Image by David Mark from Pixabay

It’s raining, it’s pouring the old man is snoring. Pouring rain is becoming common everywhere.

When it rains, it pours. A paper published Tuesday in the journal Geophysical Research Letters finds that it’s raining harder in most of the United States. The study, written by researchers at Northwestern University, tied the results to climate change and to warmer air’s ability to hold more water. The findings echo the fundamental laws of physics and thermodynamics, as well as the evidence from decades of research, and highlight the real-time effect that humans are having on the weather and climate. The research offers confirmation of what atmospheric scientists have been warning of for years: a warmer world is, on balance, a wetter world. And as global temperatures continue to rise, an uptick in precipitation extremes is expected.

Washingtonpost.com

Climate change is the reason.

What the study finds is consistent with a basic tenet of atmospheric physics: For every degree Fahrenheit that air temperature rises, the atmosphere can hold 4 percent more water; this is known as the Clausius-Clapeyron relationship. Where storm clouds develop and the atmosphere is sufficiently moist, it means a warmer climate will support more intense rainfall. The study reports “consistent shifts from lower to higher daily precipitation intensities, particularly in the central and eastern United States.” The authors compared rainfall over two periods — 1951 to 1980 and 1991 to 2020 — to see how patterns evolved. “When it’s raining, it’s raining more,” said Ryan Harp, the author lead author on the study, in an interview. “But what we also did was … we were able to verify some of the expectations we had based on modeling studies.” In other words, most similar studies to date had centered on projections made by forward-running computer models fed with historical data. This is among the first that, on a nationwide level, examine observed daily rainfall trends. “I think during that process we were a little surprised that this paper hasn’t been written before,” said Daniel Horton, a study co-author and a professor at Northwestern University, in an interview. “We know that precipitation should be increasing … but we just wanted to do a very straightforward paper that says, ‘Yep, we’re seeing it.’ ” Harp said the fact that reality matched simulations lends credence to climate models. “People should in general be trusting in climate models,” he said. “We’re constantly working to improve them to the best of our abilities.”

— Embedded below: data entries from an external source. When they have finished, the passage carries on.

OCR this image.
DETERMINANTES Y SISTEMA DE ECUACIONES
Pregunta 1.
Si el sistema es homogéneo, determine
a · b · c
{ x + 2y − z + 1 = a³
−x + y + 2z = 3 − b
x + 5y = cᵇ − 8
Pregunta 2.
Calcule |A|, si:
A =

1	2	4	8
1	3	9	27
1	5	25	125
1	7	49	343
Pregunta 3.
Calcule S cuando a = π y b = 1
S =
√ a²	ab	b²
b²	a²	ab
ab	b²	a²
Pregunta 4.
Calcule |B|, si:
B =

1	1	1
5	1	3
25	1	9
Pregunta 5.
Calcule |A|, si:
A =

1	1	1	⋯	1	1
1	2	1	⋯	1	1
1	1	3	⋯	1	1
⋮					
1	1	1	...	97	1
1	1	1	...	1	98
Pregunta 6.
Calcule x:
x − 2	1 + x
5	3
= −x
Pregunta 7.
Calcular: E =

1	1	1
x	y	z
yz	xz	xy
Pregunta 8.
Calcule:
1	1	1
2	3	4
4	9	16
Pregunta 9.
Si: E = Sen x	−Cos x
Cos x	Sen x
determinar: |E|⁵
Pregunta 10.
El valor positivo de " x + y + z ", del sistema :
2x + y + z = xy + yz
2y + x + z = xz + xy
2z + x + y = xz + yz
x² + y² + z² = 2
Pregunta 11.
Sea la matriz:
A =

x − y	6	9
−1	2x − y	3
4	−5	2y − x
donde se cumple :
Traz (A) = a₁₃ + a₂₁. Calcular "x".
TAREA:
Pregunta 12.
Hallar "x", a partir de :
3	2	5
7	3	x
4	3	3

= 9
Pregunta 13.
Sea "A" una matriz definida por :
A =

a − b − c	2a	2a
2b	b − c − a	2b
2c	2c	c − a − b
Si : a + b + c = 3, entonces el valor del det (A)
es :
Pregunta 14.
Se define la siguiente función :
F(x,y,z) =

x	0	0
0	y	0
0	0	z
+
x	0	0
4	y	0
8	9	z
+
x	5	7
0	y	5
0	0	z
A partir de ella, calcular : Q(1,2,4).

Heavier rain does not mean more rain or rain everywhere.

In the study, the authors examined daily data from more than 1,700 weather stations distributed in the Lower 48. Each had to have a continuous record dating back to at least 1951 to be included in the study. In the eastern United States, the researchers observed a 4.5 to 5.7 percent increase in average daily rainfall on days when it rained. That does not say there are more days with rain, or more rain overall. “That doesn’t necessarily give us the whole story,” Harp said. “There may be places where precipitation intensity is increasing but frequency is decreasing. We might not know if there’s an overall increase or decrease. That’s one thing that we’re working on.” Greg Carbin, the head of forecast operations at the National Weather Service Weather Prediction Center, who was not involved in this research, appreciated that the study touched on the “paradox of potentially fewer precipitation days with higher-intensity precipitation occurring on those days.” Carbin has noted a trend of more rain falling on fewer days in his analysis of recent precipitation. “Overall, the area covered by the count of 1-inch rainfall days was lower than in recent years across large parts of the central and eastern U.S.,” Carbin wrote in an email. “In fact, moderate to severe drought has plagued areas of the Northeast, and extreme to exceptional drought is now expanding across part of the central U.S. Nonetheless, we have had extreme rainfall events occur in St. Louis, Dallas, eastern Kentucky, and, most recently, with Hurricane Ian in Florida.” Despite strong trends in the central and eastern United States, the authors noted that there were a few places where rainfall did not appear to be growing more intense. The paper does detail “mixed signals in the western U.S.,” but for reasons the authors are still trying to identify. “That [trend] didn’t hold true for the western U.S.,” said Harp, especially in the Pacific Northwest. He explained that changes in the overall placement of weather systems are “suppressing” any tendency for heavier precipitation in the West. A slight change in the location at which high and low pressure systems are anchored can have an enormous bearing on steering currents, and subsequently on how much precipitation falls in a given location.

Society will change with more rain.

With the planet continuing to warm, a continued increase in rainfall intensity can be expected. That spells concern over whether existing infrastructure can handle the downpours of the future. Communities may need to turn to simulated precipitation events of the future to guide building decisions, Horton said. The past summer was a testament to the extent to which climate-supercharged downpours can wreak havoc on major metropolitan areas. During a five-week span in July and August, five 1,000-year rain events — or extremely heavy rainfall episodes that have a 0.1 percent chance of happening in any given year — occurred across the nation. “Recent years have seen some remarkable high-end precipitation events,” Carbin said.

The ideas here fit into what the articles on the mid-west and the Mississippi said.